The TGS gets this information, and looks up Bob's principle. It finds admin, and admin's password. However,
Bob didn't send this password with his principle, so the KDC doesn't really know that it's the person it knows
as admin@REALM.COM. All it knows is that someone claiming to be admin is trying to authenticate to REALM.COM.
So, Kerberos does something that's pretty slick. It takes the password that it has for admin@REALM.COM, and
uses it to create an encrypted session key. The only thing that can decrypt this is admin@REALM.COM's
password. Within this session key is a bit of information called the Ticket Granting Ticket, or TGT.

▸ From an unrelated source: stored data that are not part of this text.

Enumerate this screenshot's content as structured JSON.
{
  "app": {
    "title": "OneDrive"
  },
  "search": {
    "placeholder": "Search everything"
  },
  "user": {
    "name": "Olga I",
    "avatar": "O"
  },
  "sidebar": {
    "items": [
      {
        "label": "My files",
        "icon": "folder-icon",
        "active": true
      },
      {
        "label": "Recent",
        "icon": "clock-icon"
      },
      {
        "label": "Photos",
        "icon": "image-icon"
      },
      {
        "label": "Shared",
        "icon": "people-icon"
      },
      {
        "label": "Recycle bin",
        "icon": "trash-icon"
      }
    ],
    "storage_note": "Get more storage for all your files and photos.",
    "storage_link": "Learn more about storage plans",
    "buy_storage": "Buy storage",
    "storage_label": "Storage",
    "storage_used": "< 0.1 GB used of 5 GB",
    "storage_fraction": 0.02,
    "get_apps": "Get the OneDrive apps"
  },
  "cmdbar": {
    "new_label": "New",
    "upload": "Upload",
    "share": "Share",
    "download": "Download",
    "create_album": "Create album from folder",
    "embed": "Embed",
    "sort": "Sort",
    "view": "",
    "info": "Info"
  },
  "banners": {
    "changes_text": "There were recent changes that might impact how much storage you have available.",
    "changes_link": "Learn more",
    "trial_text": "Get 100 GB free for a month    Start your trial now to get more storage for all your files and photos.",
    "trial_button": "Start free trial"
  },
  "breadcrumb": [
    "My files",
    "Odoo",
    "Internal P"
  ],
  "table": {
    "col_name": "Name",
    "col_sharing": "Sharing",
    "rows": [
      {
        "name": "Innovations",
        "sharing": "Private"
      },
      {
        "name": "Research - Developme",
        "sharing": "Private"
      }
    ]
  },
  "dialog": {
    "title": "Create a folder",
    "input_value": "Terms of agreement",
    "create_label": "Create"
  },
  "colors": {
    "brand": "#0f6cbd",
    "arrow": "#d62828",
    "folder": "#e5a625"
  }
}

The TGT is what the authorization system will use to ensure that a properly authenticated admin@REALM.COM
is allowed to access various resources. The TGT itself is encrypted with a key known only to the TGS. This is
fine, since it's the only thing that cares about the contents of the TGT. This encrypted TGT is then encrypted
again within the session key that only admin@REALM.COM's key can decrypt. So basically, you need an
unencrypted encrypted TGT to do anything. It's a little hard to explain, but it's like this: You ask for a
TGT. You get back a little black box with a thumbprint scanner. The TGT is a USB key that has all the info on
you. But to use it, you have to unlock the little black box that contains this USB key. What's on the key is
not important to you. What's important is that you have the right thumbprint. If you do, groovy, you can now
use the TGT. If not, then you can't.
So, the TGS sends this little black box back to Bob's Mac. The Kerb system on the Mac takes the password
that Bob typed in, (or however he got it. You can use Kerberos with biometrics, RSA smart cards, USB keys,
whatever you feel comfortable with. "Password" is not always a human - typed string), and decrypts the session
key. If the passwords are the same, Bob now has a valid TGT, and a nice krbtgt ticket, which will allow him to
get other tickets and access to other services. Note that at no time did admin's password travel across the
network. It never will either. From now on, the TGT, which can only be decrypted by the KDC/TGS does all the
work. If Bob were to open up the Kerberos application in /System/Library/CoreServices right now, he'd see the
following:
Figure 1. Kerberos setup after initial authentication
So while this is cool, it's kind of a so what. I mean, great, Bob's authenticated as admin, has his initial
tickets. What good does this do him? Well, if that was all Kerb did, not much. Logging into a Mac is nothing
new; logging into a Mac with a centralized authentication system isn't new. The cool part of Kerberos comes
from the Single Signon abilities it gives you. So, now that Bob's got all his tickets, he needs to mount an
Apple File Protocol, (AFP) share to get some files for a project he's working on. He finds the server in the
Finder, or the connect to server dialog, and gets a list of shares, picks the one he wants, and mounts it.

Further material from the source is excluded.